VSphere High Availability explained: Monitor VMs and applications

VSphere HA monitors applications and VMs. Discover best practices, storage requirements and features you should know about this service and how it compares to Microsoft Hyper-V.

VMware vSphere High Availability is a utility that restarts failed VMs on alternative host servers to reduce downtime for critical applications. With vSphere HA, you can pool physical servers on the same network into a high availability cluster. HA can then detect VM failures and outages and restart them on other stable systems in the cluster in the event of a problem.

HA automates VM failover and helps organizations improve availability. Using the Fault Domain Manager agent, it monitors ESXi host availability via a host's "heartbeat" -- a signal VMware Tools generates to monitor availability. You can define affinity and anti-affinity rules in HA to ensure VMs remain where they belong.

VSphere High Availability explained: Manage VMs

VSphere HA offers a variety of VM management features, including disk and network monitoring, heartbeat customization, automatic VM restarts, automatic failover and affinity rules.

You can use HA's VM Monitoring features to check a VM's I/O and determine disk and network activity. You can check compute time and manipulate a VM's heartbeat to help detect potential failures and restart nonresponsive VMs faster.

You can also configure HA to automatically restart a VM if it detects a failure. To do so, the master host must evaluate VM file accessibility, suitable host system availability, potential host resources, host limits and VM affinity or anti-affinity rules.

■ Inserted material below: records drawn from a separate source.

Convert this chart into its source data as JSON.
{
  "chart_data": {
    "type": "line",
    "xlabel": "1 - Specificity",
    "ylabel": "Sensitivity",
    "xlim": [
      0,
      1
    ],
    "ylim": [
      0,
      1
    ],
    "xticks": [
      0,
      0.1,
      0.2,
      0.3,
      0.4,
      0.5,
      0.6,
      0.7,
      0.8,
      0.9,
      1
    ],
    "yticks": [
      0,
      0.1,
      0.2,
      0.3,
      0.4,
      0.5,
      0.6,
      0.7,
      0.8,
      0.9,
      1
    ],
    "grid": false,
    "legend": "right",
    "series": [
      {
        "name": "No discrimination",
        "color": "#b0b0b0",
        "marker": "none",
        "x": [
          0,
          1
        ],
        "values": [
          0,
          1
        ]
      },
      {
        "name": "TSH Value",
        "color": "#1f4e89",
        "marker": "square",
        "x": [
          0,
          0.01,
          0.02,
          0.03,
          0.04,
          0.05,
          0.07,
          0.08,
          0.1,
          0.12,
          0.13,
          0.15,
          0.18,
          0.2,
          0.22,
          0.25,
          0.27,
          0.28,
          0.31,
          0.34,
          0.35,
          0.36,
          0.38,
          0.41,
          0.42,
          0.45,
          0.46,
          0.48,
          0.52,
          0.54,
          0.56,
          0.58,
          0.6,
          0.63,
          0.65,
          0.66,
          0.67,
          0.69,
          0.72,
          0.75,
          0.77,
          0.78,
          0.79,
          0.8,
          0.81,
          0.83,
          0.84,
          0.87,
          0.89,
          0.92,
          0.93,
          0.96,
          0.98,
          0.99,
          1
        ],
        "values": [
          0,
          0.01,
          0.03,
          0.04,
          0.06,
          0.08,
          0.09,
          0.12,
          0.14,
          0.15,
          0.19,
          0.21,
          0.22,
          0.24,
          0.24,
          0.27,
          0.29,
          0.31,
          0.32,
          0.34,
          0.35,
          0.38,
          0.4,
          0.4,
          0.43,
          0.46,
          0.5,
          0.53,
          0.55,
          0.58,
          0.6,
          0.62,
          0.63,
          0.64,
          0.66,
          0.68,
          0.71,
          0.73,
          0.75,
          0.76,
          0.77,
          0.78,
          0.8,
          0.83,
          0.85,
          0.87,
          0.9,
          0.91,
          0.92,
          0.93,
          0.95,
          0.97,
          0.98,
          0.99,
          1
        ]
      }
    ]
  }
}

Best practices for vSphere HA clusters

Following a handful of best practices will ensure your HA clusters run as intended.

You'll need to use at least two vCenter Servers for HA-managed hosts. You can run as many as 64 hosts on a single cluster, and you can manage several clusters within your data center.

Storing a VM on a host's local storage makes it vulnerable to hardware failure, and if it becomes unresponsive offline, both the local storage and the VM become inaccessible.

Use at least two network interface cards to build redundancy into your network, and configure your hosts in a way that HA doesn't use NICs that share subnets with NICs used for other purposes. Use different subnets or virtual LANs for separation and a redundant network IP isolation address.

You can connect NICs to separate physical switches to improve the management network's reliability. This approach also improves cluster resilience.

Use Proactive HA whenever possible to identify hardware conditions of both hosts and workloads. Proactive HA works with the Distributed Resource Scheduler to evacuate VMs from a host before a problem occurs.

HA application monitoring

HA automatically restarts unresponsive VMs, but to understand why, you must use HA's application monitoring feature.

HA monitors VM responsiveness with the heartbeat mechanism, which is an artificially generated signal produced by VMware Tools and received by HA's VM Monitoring feature. If the heartbeat is absent for a certain amount of time, vSphere decides the VM is nonresponsive and restarts it on the cluster on which the application resides.

HA application monitoring works almost the same way as VM Monitoring. Configure your applications with custom heartbeats and select a level of sensitivity. High-sensitivity checks for heartbeats absent for more than 30 seconds, medium sensitivity monitors for heartbeats absent longer than a minute, and low-sensitivity takes action once a heartbeat is absent for two minutes. You can also configure custom monitoring periods.

HA and storage

In most production deployments, vSphere High Availability requires shared storage to protect VMs. Storing a VM on a host's local storage makes it vulnerable to hardware failure, and if it becomes unresponsive offline, both the local storage and the VM become inaccessible. If you store your VMs in a shared location, HA can restart a failed or unresponsive VM on a remaining host in the cluster and it can continue running smoothly.

For secure shared storage options, consider VMware vSAN. VSAN provides software-defined storage services for hyper-converged infrastructures built on VMware technology, and it works with the vSphere hypervisor to deliver a virtual storage area network across an infrastructure. It supports many vSphere availability features -- not only HA, but also fault tolerance, Distributed Resource Scheduler and VM replication.

For small or test lab deployments, use vSphere High Availability without shared storage. Use local storage instead; however, avoid doing this in large production environments.

Hyper-V vs. High Availability

VSphere HA and Microsoft Hyper-V serve the same purpose but operate in different ways. Both services require the creation of a cluster. VSphere HA requires a cluster of ESXi servers administered by vCenter Server, and Hyper-V uses a feature called Windows Failover Clustering that doesn't require a management server. Both services track status through heartbeats.

Hyper-V uses a quorum model to determine what happens during a failure situation. This is meant to ensure that the majority of nodes remain accessible and prevent an isolated node from trying to host other running workloads.

On the other hand, vSphere High Availability can be explained as a master host used to monitor all other hosts in the cluster. If a VM stops sending a heartbeat to the master host, it determines whether that VM has simply lost communication or has truly failed, a process that requires checking to see if the host in question is still communicating with its data store. In the event of a failure, the master host powers the VM off and restarts it on a new host. This means that you can prioritize certain VMs and bring the most important ones online first.